Genode: Thread Stack Allocation - users

25 Oct 2010


      Hello
In a recent project (using Genode on top of OKL4 v2.1 on an ARM
platform) I ran into the problem that in one protection domain (PD)
occasionally the exception Stack_alloc_failed was thrown. Tracing this
back it came out that this was a Region_conflict exception thrown by the
RM session client code due to the return value given by core's RM
session server.
In that particular PD the main() function and the first started thread
both created subthreads independently of each other. The exception
occurred because an ATTACH command for the same thread stack address
area was sent to core twice.
The thread stack allocation is done by the constructor
Thread_base::Thread_base() with its 2nd initializer element
_context(_alloc_context(stack_size)). The method
Thread_base::_alloc_context() handles the address assignment of a thread
stack locally within a PD, which is done by the call
_context_allocator()->alloc(this). Beginning from virtual address
0x4000.0000 for each new stack a segment of 1 MB is reserved at which
end the stack area with the requested size is allocated. To find out
whether a stack area is already in use, the so-called Context_allocator
provides the method Thread_base::Context_allocator::_is_in_use().

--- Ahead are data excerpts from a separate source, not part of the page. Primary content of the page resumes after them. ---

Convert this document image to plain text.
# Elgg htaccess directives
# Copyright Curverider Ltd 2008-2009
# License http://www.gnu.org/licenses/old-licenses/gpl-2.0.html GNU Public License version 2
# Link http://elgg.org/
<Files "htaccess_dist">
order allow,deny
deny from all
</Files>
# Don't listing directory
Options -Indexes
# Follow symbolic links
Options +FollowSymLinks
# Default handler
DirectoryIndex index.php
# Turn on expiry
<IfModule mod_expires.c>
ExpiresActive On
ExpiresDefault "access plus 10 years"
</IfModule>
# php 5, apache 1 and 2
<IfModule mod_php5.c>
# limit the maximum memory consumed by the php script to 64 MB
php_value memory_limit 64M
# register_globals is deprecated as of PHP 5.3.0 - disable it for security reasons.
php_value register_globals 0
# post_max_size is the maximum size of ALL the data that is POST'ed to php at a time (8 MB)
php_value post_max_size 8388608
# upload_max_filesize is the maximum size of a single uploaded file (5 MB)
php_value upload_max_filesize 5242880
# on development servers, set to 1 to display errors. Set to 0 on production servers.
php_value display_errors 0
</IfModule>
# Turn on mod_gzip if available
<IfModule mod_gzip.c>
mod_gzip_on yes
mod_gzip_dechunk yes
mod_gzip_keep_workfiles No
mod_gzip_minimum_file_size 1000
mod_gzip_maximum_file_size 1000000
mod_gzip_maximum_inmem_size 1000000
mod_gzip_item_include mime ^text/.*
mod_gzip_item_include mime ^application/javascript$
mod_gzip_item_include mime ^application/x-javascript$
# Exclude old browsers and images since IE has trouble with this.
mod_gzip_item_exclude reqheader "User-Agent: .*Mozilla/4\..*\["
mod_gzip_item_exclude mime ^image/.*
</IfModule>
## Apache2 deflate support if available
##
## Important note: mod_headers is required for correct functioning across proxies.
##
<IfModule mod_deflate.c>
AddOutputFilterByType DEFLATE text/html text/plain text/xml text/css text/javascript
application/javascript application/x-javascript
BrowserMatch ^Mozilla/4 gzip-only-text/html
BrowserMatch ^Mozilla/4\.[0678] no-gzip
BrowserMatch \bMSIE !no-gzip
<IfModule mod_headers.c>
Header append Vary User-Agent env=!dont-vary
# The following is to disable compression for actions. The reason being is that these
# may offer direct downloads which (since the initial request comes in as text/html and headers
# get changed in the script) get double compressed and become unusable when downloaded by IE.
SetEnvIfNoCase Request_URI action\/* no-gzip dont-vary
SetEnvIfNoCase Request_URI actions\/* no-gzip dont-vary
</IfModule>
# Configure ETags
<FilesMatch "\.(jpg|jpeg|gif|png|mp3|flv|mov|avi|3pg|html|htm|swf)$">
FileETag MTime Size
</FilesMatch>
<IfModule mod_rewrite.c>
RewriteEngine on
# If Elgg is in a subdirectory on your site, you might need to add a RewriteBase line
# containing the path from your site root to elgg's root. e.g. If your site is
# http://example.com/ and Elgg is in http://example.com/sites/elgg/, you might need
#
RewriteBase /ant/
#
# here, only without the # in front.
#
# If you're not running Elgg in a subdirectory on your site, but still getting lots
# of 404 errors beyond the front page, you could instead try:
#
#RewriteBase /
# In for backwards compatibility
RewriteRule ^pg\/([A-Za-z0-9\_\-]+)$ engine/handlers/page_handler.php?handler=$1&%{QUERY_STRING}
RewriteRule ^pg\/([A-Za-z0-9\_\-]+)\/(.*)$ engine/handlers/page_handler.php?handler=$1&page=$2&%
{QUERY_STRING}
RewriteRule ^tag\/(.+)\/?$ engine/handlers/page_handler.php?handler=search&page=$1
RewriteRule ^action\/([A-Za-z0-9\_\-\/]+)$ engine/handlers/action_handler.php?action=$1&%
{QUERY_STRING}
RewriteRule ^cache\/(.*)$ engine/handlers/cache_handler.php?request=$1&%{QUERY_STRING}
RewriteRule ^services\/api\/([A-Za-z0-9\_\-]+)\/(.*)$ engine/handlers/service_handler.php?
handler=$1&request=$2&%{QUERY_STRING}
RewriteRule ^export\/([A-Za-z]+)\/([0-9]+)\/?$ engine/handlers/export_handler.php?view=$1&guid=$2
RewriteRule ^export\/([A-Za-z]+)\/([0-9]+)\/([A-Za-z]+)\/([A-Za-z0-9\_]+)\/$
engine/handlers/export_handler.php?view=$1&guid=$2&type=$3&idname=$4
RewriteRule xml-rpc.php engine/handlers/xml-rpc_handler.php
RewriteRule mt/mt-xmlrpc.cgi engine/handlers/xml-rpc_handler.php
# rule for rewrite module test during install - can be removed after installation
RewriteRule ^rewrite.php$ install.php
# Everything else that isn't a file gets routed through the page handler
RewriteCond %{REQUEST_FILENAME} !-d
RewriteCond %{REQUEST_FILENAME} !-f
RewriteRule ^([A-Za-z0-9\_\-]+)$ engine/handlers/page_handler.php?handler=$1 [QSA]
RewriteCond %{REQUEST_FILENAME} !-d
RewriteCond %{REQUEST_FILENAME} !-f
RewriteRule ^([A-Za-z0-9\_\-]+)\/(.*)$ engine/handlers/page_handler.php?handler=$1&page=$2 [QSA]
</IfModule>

The thread's context is maintained in structure Thread_base::Context,
which is written at the top of each allocated stack. The class
Thread_base owns the member _context to point to this data. The
Context_allocator itself is a static object instantiated on the first
call to function _context_allocator(). It provides a chained list
(member _threads) of all created threads. The method _is_in_use() walks
through the thread list and determines whether any of the existing
threads points to the context address of the stack area in question
(thread member _context equal to the context address at the top of stack
area under consideration) and returns true, if this is the case. The
method Thread_base::Context_allocator::alloc() iterates through the
stack segments until it finds an unused stack area. It inserts the new
thread into the chained list (call
_threads.insert(&thread_base->_list_element);) and returns the stack's
Context address to the caller Thread_base::_alloc_context().
The problem is that at this point a decision about a new stack
allocation is made which is not yet visible in the chained list of
threads, because the new thread is already in the list, but its member
_context is not yet set. This happens on the return of
Thread_base::_alloc_context() to the constructor, but before that an IPC
is made to core to register the new stack allocation. On OKL4 each IPC
invokes the scheduler, and what happens in the failure case, is that
another process is scheduled which starts instantiating a further new
thread. In this situation the method
Thread_base::Context_allocator::_is_in_use() does not find the stack
area of the previously created stack as occupied, and the caller tries
to allocate the stack area another time. However, core detects the
double allocation and returns a bad result code on the 2nd ATTACH
command.
To fix the problem a lock is required to cover the whole sequence from
beginning the search for a free stack area up to the assignment of
Thread_base::_context. The existing lock
Thread_base::Context_allocator::_threads_lock, used in
Thread_base::Context_allocator::alloc(), is not sufficient for this
purpose. For a quick fix I inserted the following two lines at the
beginning of Thread_base::_alloc_context():
    static Lock alloc_lock;
    Lock::Guard _lock_guard(alloc_lock);
However, this solution is not perfect, since the lock is released before
the assignment to Thread_base::_context, which leaves a gap of a few
machine instructions, where a preemptive scheduling still could trigger
the exception. Practically it worked for my case.
During analyzing this problem I began wondering about the overall design
of the thread stack allocation. Obtaining the stack area is done by the
call env_context_area_rm_session()->attach_at(ds_cap, attach_addr,
ds_size) within the method Thread_base::_alloc_context(). The parameter
attach_addr is not the complete stack address base (for instance
0x400f.c000), but the offset to the PD's stack area base address (for
instance 0xf.c000). On the other hand the function
env_context_area_rm_session() instantiates a PD_wide RM session which
attaches the whole address area of 256 MB at 0x4000.0000 for the PD.
Doesn't that instruct the pager to provide memory on a page fault of any
address between 0x4000.0000 and 0x4fff.ffff, this way making the system
unable to detect any stack over- and underflow? Additionally memory
mappings are created for the stack offset addresses which are not really
used.
Maybe I missed something. If so, please let me know.
Regards
Frank